The scrape and scuff of their boots echoed off the curved walls of the passage, their flashlights striping the dark rock, the uneven ground. They made no effort to conceal their progress. After all, what resistance could a bunch of scientists and a couple of hired guns really offer? Jansen realized that maybe putting this expedition team under control might be as boring as taking the base and his excitement waned. He turned to Adamsen to run the thought by his friend, but the tall, blond man wasn’t there.
Jansen frowned. He looked forward into the group, but everyone he expected was clear to see, except Adamsen. He glanced back, shined his light into the darkness, and no one was there either. He opened his mouth to call out his concerns when something dark flashed across his flashlight beam. Dark but shiny, the size of a large man. He had the bizarre sensation that it was a VW bug car, zooming along on its back wheels like Herbie in those crazy old films. But it had seemed to have waving limbs and glistening fangs of some kind. Surely not. He swallowed, nerves twanging taut. The squad marched on while he stood motionless, panning his light left and right. Surely he had imagined it. But where the hell was Adamsen?
“Commander!” he called out, and heard the marching boots slow, then stop. He didn’t turn to see them, but imagined them all looking back, brows furrowed.
“What is it, soldier?” Olsen’s voice seemed more distant then he had expected.
He opened his mouth to reply but the darkness right beside him came alive and something ice cold and frighteningly hard closed around his neck. He tried to scream but no sound came and then there was only pain and darkness.
Larsen’s guts turned to water as he, along with the rest of the squad, watched the soldier’s head detach from his body. His headlamp waved hectically as the head rolled across the passage floor, repeatedly shining on bright black carapaces and multi-faceted eyes. Long, curved mandibles snapped and clicked and the passage was suddenly full of giant, swarming creatures.

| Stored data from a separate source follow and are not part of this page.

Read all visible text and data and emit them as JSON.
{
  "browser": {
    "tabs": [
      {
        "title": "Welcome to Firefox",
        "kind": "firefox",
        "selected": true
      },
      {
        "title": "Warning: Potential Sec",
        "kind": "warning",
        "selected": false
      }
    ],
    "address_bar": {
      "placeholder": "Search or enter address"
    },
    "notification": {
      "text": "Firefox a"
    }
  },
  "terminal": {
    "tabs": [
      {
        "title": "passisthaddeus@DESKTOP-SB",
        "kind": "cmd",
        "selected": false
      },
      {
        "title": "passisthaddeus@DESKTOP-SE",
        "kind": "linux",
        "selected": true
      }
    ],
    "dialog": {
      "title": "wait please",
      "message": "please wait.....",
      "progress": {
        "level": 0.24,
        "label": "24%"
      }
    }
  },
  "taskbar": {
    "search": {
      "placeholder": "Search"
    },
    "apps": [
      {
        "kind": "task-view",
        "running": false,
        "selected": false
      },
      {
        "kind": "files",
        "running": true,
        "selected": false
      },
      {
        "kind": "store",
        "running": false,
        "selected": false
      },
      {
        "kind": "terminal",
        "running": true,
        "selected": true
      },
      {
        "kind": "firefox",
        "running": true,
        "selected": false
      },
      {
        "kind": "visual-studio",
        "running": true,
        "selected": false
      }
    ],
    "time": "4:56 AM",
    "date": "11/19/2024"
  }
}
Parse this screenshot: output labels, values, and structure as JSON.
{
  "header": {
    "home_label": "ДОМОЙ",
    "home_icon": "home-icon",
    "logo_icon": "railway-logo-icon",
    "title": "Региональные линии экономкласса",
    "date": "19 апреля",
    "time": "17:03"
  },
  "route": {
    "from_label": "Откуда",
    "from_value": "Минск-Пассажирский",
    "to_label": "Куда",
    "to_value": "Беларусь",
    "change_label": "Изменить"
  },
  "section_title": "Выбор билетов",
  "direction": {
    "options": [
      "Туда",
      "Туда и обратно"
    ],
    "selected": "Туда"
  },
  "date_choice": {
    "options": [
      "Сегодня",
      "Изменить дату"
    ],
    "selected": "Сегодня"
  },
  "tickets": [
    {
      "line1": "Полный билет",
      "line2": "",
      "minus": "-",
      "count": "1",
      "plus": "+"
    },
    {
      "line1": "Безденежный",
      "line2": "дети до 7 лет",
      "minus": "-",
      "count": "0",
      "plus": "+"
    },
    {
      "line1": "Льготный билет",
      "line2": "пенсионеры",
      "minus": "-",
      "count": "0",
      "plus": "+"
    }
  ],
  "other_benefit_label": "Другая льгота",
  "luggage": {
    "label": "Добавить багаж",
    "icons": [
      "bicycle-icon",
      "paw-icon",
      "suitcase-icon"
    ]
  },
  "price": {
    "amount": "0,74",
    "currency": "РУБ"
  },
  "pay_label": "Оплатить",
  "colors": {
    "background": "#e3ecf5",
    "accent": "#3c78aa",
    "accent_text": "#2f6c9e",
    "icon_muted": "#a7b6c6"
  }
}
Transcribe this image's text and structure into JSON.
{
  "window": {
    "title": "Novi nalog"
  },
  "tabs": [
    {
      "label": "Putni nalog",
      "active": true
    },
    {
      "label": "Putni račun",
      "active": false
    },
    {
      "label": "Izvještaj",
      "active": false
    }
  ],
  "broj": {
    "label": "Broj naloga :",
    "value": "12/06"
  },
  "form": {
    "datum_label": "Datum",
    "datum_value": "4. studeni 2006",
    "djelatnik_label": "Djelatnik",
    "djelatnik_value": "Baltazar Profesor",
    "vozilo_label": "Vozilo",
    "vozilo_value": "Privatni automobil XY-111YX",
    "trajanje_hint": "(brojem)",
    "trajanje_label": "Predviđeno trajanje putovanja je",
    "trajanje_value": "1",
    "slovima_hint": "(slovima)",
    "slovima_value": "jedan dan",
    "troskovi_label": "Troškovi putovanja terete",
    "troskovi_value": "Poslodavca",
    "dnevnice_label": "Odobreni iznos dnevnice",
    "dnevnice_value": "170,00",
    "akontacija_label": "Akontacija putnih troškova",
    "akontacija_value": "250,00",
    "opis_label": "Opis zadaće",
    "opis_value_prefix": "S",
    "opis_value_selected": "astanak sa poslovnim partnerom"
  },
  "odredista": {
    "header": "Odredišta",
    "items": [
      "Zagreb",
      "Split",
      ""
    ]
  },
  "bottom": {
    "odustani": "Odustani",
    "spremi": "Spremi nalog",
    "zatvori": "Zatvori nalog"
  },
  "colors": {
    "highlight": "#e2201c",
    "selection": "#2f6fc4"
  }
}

It was like they had stumbled into a scene out of a bad B movie.
The squad erupted into action, firing into the darkness, green flashes and sparks bursting off the creatures as they advanced.
“Fall back!” Olsen ordered, and the squad backed along the passageway, deeper into the caves, firing in controlled bursts.
Larsen hurried behind them, made sure the weapons were facing away from him and all the soldiers were between him and whatever the hell those things were. He realized, as they rushed deeper into the caverns, holding the monsters back with gunfire, that they hadn’t taken the fork towards the cavern with the vines and the stream running across it. They were in uncharted territory, the snapping, glistening creatures between them and escape back to the surface, and they were being forced still deeper. He couldn’t help wondering if that’s exactly what these things, whatever the hell they were, desired.